不意に撫でられた頭に自身の手を遣り、少女は部屋を出て行くレグルスを目で追う。もう一度だけ室内に視線を戻した少女はやがて、どこか納得したように、


「気にしない」


 とだけ呟いて、静かに戸を閉め立ち去った。


 レグルスが少女を連れ歩いているのは、酷く、奇妙な構図ではあった。レグルスは魔道を憎んでいる。関連するのが人であれば殺し、物であれば破壊の限りを尽くし、世界から魔道というものを根絶すべく動いている。しかし、少女の命は現在、まさにその魔道による恩恵を賜ることで支えられていた。


(副産物に、罪は無い)


 それがレグルスの出した結論だったが、彼自身ひどく言い訳めいているとも感じていた。少女のことは、気紛れに連れ出したに過ぎないが、彼自身にも疑問に思えてならなかった。敢えて答えを出すなら、重なったから、だろうか。


 壊す者と、創られし者。


 ともすれば対極に据えられそうな存在の二人。だがレグルスも、少女も、【彼女】も、糸が切れたらそこで終わりの人形ではなく、ちゃんと自分で動けるのだと、そう声高に主張したかったのかもしれない。
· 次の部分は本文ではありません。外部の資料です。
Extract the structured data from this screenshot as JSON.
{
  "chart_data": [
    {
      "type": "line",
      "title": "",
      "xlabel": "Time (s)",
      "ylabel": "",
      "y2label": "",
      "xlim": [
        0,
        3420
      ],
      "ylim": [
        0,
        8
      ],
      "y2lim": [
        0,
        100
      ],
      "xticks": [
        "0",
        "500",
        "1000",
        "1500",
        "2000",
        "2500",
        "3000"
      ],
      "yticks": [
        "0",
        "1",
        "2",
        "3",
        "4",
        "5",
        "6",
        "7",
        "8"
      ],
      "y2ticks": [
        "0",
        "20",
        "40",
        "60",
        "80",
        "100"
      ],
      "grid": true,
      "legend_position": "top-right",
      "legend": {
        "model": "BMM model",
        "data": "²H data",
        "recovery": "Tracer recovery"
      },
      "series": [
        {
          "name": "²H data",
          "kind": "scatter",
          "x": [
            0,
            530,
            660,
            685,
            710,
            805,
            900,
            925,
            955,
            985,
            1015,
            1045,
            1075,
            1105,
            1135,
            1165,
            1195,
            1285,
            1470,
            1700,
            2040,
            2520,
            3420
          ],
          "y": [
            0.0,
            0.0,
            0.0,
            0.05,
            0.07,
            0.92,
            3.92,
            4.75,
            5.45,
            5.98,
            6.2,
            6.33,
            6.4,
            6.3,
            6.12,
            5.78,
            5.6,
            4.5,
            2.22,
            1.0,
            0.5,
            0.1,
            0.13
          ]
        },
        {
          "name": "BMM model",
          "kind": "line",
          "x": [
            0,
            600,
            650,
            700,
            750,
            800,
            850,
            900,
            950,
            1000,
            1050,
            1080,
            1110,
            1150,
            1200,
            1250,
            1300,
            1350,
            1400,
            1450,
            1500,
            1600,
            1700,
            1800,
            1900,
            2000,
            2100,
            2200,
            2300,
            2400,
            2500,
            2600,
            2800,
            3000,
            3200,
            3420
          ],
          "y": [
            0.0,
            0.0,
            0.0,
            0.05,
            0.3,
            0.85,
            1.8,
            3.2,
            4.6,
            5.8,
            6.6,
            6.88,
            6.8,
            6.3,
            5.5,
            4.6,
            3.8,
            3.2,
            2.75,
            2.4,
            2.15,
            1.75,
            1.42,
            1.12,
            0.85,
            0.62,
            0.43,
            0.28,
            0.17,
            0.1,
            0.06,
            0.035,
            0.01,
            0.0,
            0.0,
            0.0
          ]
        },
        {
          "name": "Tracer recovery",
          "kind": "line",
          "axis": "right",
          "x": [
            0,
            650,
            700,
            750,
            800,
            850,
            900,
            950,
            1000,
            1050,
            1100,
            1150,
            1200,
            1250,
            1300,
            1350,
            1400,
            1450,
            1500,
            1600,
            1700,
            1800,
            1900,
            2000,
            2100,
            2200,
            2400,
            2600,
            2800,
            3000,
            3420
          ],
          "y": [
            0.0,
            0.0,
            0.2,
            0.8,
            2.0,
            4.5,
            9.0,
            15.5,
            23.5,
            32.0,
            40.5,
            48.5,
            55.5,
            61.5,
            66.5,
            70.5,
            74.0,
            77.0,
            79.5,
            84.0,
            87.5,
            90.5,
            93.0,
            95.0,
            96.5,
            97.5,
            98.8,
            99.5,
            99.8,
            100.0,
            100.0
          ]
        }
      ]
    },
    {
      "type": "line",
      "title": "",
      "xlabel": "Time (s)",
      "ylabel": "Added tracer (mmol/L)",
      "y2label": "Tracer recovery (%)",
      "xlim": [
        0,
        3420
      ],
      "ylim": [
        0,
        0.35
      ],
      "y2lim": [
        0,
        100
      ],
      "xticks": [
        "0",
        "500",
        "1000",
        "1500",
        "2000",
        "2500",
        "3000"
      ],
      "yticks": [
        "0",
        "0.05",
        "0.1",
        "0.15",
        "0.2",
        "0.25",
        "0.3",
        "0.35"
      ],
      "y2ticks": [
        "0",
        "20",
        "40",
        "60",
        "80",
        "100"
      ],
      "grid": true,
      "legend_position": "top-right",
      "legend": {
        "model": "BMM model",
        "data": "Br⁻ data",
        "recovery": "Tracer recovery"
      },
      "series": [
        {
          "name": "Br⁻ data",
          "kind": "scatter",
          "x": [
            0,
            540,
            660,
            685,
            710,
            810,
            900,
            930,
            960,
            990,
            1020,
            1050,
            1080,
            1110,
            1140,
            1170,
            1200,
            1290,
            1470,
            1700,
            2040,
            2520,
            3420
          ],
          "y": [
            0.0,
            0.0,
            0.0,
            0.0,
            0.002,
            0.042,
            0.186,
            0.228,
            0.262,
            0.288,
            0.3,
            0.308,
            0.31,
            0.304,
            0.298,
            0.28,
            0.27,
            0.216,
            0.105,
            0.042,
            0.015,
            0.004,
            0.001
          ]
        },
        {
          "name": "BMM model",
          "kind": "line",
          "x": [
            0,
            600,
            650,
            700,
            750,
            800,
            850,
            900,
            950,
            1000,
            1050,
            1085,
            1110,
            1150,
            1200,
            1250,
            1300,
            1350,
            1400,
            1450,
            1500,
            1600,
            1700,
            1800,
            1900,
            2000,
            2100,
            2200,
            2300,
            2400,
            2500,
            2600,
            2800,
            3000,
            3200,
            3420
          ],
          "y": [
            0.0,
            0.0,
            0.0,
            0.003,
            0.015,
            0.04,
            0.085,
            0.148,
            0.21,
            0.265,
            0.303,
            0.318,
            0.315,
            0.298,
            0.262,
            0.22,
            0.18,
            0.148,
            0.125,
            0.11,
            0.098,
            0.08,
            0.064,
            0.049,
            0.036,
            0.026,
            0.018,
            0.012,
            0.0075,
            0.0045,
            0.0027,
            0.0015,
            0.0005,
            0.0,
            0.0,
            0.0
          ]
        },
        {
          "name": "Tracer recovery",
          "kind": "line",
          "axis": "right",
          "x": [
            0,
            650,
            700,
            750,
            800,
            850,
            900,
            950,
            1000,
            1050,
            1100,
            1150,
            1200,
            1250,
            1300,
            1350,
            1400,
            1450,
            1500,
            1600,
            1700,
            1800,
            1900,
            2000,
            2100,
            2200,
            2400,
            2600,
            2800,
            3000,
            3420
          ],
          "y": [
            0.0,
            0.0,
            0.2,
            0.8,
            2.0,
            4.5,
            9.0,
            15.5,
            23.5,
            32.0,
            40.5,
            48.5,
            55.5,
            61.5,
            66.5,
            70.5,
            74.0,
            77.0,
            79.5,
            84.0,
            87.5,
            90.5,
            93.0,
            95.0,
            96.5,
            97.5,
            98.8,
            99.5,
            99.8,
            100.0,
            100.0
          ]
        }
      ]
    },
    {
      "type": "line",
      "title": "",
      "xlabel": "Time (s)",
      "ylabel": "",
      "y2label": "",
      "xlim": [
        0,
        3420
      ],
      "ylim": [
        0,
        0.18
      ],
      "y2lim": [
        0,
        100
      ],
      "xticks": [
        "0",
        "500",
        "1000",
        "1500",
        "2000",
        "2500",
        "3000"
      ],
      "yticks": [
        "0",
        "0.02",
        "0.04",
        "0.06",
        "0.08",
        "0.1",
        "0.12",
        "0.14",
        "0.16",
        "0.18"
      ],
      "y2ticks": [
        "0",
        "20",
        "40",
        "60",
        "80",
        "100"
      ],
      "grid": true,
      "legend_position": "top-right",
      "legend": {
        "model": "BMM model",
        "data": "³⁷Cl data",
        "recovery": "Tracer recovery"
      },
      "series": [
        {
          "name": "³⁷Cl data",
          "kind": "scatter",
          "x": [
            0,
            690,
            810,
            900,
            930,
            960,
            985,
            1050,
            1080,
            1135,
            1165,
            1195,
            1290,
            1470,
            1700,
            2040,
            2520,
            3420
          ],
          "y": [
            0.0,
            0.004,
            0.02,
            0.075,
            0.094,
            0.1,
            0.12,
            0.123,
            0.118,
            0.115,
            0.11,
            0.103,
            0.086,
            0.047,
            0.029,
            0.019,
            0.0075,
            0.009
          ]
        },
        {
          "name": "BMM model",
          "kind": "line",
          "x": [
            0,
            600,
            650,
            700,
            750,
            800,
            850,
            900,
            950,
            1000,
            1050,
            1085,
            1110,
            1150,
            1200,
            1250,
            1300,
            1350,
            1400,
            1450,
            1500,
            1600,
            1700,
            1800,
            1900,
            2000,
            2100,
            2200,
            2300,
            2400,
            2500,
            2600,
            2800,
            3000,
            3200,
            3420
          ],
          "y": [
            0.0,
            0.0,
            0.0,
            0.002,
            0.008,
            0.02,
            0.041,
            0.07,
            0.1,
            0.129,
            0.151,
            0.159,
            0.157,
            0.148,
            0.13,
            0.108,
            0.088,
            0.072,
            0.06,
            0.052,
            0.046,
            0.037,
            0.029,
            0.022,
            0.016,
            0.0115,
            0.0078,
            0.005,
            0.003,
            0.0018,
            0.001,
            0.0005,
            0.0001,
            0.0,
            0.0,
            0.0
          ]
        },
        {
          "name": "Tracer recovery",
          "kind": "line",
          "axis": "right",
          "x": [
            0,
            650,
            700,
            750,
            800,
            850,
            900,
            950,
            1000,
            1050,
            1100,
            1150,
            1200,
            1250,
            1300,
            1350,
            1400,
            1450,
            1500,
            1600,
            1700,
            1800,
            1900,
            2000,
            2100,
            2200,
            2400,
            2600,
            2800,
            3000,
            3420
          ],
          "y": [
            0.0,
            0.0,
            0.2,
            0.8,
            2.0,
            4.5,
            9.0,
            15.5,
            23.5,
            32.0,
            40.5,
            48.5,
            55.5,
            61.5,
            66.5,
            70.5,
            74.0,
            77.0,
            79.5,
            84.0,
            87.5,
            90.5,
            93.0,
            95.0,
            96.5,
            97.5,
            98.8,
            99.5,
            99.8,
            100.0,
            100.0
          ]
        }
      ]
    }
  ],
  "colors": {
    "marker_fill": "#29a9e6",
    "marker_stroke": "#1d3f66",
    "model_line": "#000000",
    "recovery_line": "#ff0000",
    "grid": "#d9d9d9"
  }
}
 少女は相変わらずどこか呆然としており、無表情のまま辺りを見回してはぽてぽてと頼りなげに歩を進めている。少女が自分に追いつけるようにと足を止め、聞いてはいまいと思いつつも、レグルスはぽつりと言葉をもらした。


「お前は俺が【生かして】やる……だからお前も、【自分】を創るんだ」


 危うい歩みで漸く追いついた少女は、軽く口を開いたまま不思議そうに首を傾げた。